Виктор только улыбнулся. Он не хотел спорить с мамой. Ему просто было хорошо. Так хорошо, как никогда раньше не было. Её руки убирали его волосы за уши, чесали макушку и затылок… Сёстры о чём-то спорили, наверное, о своих книжках. Он никогда не понимал этих книжек, какие-то они слишком женские. Мама прошла и села на своё место. Теперь они все были вокруг стола. Они разговаривали. Виктор говорил о своей новой работе, девочки о новостях в школе, мама просто молча слушала. С возрастом Виктор стал понимать, почему она всегда молчала.

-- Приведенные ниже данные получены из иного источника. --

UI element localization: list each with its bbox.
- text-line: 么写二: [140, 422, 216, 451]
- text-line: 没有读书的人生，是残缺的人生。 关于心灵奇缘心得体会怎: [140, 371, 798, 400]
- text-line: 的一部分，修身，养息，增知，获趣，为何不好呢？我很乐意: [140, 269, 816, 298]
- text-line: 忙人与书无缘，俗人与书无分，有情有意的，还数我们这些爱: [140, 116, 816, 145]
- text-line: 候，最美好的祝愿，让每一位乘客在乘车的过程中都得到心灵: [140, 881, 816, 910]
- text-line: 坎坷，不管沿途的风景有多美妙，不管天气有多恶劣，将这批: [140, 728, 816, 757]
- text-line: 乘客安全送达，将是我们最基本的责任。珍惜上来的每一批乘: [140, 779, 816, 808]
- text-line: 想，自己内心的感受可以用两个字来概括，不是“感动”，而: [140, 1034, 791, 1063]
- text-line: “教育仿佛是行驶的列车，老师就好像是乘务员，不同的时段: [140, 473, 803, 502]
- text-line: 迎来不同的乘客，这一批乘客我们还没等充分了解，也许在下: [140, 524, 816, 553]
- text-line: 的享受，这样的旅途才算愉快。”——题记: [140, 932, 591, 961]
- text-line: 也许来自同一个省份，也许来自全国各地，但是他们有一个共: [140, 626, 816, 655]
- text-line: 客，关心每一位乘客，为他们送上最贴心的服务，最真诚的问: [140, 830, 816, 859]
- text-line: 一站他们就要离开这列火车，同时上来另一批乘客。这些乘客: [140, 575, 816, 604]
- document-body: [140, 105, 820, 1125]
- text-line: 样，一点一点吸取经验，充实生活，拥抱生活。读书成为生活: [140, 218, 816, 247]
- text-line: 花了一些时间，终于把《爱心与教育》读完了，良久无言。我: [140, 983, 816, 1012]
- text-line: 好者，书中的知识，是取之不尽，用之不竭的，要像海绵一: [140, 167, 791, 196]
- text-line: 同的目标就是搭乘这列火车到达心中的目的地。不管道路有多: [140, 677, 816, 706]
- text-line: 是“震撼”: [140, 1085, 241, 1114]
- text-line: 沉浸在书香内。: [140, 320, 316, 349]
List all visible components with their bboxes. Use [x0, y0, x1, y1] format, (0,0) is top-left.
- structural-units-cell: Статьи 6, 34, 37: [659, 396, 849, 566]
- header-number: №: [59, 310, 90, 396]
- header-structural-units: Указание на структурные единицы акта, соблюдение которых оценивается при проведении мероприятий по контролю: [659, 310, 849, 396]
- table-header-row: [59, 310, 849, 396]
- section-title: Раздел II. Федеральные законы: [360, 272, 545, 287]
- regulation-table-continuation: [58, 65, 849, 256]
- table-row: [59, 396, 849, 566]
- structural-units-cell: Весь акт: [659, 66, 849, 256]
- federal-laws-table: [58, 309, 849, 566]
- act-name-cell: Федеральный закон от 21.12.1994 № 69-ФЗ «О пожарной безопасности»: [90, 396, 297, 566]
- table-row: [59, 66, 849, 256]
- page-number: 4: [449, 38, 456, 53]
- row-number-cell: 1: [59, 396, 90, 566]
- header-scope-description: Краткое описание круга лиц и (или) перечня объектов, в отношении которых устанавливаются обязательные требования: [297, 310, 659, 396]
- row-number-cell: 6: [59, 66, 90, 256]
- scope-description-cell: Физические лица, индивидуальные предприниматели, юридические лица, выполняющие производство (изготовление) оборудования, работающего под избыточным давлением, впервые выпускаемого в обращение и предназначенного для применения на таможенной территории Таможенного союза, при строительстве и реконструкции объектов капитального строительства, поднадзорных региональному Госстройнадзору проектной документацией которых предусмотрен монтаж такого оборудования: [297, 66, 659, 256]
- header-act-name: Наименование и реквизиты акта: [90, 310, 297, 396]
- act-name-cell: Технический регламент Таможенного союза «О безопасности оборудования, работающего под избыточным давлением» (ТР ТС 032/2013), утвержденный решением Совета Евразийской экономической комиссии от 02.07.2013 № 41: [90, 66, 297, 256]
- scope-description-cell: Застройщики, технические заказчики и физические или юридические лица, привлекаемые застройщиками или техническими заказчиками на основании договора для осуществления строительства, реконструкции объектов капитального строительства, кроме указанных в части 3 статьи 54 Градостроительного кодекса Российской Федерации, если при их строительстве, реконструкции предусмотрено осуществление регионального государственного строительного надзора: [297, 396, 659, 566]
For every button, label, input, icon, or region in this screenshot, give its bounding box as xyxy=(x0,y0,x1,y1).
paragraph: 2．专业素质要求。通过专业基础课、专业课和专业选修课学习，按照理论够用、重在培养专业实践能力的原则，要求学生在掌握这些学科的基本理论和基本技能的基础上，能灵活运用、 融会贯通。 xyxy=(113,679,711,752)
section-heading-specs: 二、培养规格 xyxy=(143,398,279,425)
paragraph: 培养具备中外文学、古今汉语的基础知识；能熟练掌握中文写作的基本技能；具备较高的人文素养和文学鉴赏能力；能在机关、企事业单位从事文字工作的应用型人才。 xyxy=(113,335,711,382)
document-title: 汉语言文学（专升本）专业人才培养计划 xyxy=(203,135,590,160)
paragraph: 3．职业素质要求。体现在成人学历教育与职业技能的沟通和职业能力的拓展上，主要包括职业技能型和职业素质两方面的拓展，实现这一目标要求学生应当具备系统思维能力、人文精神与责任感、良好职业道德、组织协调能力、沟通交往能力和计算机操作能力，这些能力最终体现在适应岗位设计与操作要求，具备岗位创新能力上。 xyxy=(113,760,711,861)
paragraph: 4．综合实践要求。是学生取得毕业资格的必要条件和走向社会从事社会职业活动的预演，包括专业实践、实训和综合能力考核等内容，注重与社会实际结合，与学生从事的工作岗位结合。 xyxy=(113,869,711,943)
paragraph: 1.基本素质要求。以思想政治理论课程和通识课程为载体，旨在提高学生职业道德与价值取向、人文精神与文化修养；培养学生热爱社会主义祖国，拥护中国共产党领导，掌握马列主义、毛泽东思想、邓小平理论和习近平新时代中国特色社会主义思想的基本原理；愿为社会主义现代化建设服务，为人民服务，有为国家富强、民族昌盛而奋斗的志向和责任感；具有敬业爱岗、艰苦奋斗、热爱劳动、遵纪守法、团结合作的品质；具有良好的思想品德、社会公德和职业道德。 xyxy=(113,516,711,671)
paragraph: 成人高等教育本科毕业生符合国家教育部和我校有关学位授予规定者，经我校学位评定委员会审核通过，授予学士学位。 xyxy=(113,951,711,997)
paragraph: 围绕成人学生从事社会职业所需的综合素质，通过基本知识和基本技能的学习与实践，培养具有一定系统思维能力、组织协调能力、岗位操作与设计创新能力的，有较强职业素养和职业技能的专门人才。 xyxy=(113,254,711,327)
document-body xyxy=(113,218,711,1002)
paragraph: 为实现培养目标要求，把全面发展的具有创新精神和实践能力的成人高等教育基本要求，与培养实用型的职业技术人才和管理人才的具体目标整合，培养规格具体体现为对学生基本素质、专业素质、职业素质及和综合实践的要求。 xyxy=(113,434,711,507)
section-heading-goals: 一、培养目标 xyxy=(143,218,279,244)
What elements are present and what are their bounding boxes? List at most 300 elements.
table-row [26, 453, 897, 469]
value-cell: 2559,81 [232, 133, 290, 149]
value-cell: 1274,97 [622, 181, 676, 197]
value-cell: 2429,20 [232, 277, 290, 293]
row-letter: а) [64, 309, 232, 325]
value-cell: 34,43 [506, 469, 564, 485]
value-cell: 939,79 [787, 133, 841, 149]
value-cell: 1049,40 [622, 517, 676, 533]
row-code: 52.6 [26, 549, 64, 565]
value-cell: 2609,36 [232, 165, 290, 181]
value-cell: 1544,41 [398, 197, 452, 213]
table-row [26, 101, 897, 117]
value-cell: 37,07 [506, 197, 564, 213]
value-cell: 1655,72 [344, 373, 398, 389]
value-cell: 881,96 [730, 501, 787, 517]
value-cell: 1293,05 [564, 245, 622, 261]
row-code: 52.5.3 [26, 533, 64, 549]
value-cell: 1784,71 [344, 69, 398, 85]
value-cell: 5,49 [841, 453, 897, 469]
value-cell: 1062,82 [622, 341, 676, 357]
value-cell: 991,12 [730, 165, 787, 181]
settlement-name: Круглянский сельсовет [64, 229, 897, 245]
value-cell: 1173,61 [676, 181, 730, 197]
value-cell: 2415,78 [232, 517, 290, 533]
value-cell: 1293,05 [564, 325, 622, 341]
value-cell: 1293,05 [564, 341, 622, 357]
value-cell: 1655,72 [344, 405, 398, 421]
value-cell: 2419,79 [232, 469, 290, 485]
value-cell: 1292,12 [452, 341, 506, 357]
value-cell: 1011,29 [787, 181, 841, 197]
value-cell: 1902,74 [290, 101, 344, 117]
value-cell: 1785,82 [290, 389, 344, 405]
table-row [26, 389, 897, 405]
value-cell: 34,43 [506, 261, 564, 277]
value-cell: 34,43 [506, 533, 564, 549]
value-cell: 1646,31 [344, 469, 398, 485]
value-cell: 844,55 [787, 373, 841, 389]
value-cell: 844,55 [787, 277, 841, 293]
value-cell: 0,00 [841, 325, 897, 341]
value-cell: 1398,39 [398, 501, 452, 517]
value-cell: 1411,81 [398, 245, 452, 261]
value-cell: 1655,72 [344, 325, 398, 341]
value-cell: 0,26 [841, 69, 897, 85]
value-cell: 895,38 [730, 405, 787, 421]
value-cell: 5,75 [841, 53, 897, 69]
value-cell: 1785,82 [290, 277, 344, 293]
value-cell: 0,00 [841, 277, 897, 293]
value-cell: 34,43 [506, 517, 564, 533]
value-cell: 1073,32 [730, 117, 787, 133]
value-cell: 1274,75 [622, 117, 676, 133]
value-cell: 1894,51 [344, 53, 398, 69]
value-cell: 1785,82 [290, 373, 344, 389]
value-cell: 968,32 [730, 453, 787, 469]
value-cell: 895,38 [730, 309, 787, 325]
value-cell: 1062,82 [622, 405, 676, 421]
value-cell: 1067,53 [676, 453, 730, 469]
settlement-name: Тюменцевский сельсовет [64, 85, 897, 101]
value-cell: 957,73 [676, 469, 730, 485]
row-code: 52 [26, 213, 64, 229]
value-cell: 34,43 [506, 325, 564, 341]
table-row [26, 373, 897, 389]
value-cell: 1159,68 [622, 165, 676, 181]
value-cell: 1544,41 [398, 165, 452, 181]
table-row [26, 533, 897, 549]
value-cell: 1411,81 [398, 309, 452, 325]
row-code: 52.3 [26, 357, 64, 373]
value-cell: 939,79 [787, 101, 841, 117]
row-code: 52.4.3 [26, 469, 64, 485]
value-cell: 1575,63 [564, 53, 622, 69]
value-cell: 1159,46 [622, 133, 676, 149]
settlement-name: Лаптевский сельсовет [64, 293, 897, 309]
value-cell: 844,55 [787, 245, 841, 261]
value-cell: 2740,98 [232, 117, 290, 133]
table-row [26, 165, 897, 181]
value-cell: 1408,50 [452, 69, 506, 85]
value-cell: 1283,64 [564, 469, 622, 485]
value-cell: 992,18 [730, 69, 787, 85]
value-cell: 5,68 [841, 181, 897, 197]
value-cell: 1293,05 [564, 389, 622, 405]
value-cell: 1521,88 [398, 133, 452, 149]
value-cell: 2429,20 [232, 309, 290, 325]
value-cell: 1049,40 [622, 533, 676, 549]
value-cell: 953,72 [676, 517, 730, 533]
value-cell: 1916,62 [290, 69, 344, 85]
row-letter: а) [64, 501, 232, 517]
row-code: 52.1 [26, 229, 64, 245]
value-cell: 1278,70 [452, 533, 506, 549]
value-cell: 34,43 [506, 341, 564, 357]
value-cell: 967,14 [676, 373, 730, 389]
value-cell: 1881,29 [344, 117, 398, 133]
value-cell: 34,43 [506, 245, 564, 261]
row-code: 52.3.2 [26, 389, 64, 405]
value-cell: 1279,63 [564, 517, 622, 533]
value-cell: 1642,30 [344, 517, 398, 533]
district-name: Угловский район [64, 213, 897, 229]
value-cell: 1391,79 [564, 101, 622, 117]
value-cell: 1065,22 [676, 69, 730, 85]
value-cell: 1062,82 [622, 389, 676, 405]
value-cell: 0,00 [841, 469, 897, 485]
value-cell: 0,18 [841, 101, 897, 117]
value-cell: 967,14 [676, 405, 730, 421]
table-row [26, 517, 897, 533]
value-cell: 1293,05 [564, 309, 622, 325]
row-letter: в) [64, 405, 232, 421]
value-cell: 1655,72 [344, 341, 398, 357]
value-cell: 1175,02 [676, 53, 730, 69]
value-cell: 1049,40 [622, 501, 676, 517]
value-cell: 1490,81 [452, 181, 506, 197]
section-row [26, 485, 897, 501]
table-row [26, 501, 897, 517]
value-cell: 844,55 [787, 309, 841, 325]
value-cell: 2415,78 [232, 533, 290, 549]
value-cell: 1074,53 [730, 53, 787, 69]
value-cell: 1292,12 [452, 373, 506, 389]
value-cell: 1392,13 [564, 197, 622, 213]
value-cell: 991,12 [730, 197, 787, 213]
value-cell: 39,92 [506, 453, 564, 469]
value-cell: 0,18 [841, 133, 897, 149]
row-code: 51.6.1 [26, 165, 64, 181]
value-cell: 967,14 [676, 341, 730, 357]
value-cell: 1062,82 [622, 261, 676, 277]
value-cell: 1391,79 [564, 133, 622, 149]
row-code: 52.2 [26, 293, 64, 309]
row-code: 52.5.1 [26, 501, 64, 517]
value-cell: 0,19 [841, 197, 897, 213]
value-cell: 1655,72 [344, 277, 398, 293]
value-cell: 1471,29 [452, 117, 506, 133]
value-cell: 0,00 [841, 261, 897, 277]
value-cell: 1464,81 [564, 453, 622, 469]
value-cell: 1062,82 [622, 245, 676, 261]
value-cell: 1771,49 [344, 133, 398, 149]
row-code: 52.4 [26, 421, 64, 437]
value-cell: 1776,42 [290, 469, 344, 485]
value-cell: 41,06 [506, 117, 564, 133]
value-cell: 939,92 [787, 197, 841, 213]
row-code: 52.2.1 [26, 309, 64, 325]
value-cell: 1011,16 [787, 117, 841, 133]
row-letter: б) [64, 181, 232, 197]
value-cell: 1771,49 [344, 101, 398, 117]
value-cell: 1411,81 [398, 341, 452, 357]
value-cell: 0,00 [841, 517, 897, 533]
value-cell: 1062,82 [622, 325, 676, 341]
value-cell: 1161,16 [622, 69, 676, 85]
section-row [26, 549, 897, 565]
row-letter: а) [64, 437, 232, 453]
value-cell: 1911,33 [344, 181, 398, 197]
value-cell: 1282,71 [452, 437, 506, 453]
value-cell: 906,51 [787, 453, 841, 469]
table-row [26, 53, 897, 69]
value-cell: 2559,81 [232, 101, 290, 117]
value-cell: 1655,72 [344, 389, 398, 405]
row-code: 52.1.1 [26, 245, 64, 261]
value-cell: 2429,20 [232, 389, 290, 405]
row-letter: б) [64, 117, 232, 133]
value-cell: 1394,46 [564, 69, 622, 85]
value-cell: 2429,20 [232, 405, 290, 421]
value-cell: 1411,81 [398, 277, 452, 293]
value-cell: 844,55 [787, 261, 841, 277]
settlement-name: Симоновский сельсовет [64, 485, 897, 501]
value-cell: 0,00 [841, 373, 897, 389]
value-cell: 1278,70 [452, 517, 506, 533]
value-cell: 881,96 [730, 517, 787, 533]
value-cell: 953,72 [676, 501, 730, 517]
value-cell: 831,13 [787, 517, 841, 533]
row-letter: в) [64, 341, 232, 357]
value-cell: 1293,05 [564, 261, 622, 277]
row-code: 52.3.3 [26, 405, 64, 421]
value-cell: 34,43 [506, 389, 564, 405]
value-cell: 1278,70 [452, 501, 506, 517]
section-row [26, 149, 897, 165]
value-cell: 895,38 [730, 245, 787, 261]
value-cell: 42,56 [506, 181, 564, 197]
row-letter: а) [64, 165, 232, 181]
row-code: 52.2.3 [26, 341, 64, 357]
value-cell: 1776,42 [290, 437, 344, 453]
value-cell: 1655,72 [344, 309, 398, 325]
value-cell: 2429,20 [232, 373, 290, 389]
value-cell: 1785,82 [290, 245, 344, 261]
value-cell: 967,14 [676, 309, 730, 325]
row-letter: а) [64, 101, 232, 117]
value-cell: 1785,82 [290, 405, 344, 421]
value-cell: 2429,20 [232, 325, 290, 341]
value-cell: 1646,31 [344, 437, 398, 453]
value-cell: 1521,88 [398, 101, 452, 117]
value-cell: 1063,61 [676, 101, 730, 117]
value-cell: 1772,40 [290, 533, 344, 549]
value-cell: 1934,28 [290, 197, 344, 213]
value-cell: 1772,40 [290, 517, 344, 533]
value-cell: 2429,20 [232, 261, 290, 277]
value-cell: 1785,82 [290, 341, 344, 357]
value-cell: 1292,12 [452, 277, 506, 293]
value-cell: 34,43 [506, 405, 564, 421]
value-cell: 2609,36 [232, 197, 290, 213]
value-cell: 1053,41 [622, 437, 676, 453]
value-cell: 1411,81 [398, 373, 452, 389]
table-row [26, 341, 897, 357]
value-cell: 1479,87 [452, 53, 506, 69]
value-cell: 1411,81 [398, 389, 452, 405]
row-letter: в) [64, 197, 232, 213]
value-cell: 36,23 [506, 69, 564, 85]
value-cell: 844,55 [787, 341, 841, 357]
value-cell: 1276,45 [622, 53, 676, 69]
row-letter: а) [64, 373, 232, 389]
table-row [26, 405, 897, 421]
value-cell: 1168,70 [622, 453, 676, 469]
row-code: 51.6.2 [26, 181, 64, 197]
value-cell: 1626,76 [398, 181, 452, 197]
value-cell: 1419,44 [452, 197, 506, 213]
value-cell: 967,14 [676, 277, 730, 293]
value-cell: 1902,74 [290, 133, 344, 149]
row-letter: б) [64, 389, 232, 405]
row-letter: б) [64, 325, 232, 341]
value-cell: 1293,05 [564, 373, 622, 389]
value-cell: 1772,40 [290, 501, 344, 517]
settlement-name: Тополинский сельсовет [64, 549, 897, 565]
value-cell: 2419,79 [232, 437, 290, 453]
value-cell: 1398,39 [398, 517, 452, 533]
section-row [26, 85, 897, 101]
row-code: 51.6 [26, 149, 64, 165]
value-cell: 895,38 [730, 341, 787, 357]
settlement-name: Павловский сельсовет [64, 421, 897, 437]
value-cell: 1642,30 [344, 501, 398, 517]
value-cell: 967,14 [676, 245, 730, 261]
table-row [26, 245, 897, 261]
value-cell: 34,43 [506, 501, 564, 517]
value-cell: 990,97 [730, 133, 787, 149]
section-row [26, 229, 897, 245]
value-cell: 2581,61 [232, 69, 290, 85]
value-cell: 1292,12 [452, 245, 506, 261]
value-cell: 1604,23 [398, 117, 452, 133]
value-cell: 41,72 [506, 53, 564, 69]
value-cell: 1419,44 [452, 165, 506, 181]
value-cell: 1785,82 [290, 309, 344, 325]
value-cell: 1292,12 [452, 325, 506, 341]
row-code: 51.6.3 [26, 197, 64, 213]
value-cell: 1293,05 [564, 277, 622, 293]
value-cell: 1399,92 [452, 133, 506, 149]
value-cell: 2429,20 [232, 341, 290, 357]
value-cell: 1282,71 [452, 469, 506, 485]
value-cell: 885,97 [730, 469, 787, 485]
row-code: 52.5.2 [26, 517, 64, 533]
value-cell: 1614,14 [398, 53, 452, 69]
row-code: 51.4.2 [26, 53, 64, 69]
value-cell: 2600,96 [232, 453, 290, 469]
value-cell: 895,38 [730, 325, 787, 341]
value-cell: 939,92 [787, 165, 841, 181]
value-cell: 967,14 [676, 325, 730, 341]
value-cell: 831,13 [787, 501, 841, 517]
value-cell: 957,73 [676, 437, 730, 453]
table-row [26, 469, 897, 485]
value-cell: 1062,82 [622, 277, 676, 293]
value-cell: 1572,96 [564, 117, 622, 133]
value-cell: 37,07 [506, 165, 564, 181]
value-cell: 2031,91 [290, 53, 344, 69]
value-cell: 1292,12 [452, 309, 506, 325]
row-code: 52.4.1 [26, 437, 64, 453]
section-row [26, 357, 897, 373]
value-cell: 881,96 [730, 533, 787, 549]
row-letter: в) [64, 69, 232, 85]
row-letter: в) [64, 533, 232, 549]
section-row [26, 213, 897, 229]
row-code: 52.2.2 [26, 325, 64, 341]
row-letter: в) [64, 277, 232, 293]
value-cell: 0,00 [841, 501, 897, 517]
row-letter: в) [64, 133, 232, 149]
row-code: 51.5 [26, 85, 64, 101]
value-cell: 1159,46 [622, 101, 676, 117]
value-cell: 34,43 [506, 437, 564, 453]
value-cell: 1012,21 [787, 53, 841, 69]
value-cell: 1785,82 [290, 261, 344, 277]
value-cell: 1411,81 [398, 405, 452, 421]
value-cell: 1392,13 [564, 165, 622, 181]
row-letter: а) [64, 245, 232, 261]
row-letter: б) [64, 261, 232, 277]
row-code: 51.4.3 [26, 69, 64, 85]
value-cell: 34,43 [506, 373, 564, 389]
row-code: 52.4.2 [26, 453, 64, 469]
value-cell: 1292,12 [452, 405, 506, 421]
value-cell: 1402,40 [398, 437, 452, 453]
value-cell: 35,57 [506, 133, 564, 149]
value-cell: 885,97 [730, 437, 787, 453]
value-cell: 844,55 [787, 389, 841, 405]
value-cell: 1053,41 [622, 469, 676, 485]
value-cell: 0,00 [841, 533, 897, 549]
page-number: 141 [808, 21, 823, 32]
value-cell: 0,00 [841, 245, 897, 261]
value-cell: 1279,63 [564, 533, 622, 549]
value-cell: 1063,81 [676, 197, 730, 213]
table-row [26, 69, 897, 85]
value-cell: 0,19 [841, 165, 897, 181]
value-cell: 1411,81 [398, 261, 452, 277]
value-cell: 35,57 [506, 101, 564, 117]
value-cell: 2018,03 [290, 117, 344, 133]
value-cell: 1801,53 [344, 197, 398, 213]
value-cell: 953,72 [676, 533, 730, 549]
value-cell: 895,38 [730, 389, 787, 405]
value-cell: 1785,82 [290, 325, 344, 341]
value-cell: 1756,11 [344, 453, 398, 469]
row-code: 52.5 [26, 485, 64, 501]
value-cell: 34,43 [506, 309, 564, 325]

Он не мог описать это словами, но в её глазах было что-то. Что-то, показывающее, что такие моменты для неё безумно важны. Счастливая семья, здоровые сытые дети… Это всё для неё было намного важнее, чем своё собственное здоровье. Она сидела, сложив ногу на ногу. Такой образ мамы Виктор запомнил на всю свою жизнь. Казалось, в свете ламп она была самой красивой женщиной на свете.

Виктор всегда восхищался её силой, её красотой. Эта женщина днём работала, а утром и вечером была самой лучшей мамой в мире. Иногда он даже не понимал, как ей всё это удаётся. Она незаметно вздохнула, улыбнулась и оперлась головой об руку. Только сейчас он стал понимать, насколько она устаёт. Но даже несмотря на это она сидит и улыбается. Она тоже была счастлива, как и дети. Мама осматривала их, задерживая взгляд на каждом, словно пыталась запомнить их такими. Будто фотографировала их глазами.

В её взгляде промелькнула тревога, когда она вновь посмотрела на Виктора. Но, может, ему просто показалось. На кухне стоял аромат роз – любимые мамины цветы. Откуда-то из печи летел тонкий запах булок. Они всегда готовили булки по субботам. Вдруг откуда-то в дом ворвался запах гари. Будто разом закурили сто сигарет. Он оплетал всю кухню, жёг глаза. Виктор снова услышал песню. Хор низких мужских голосов.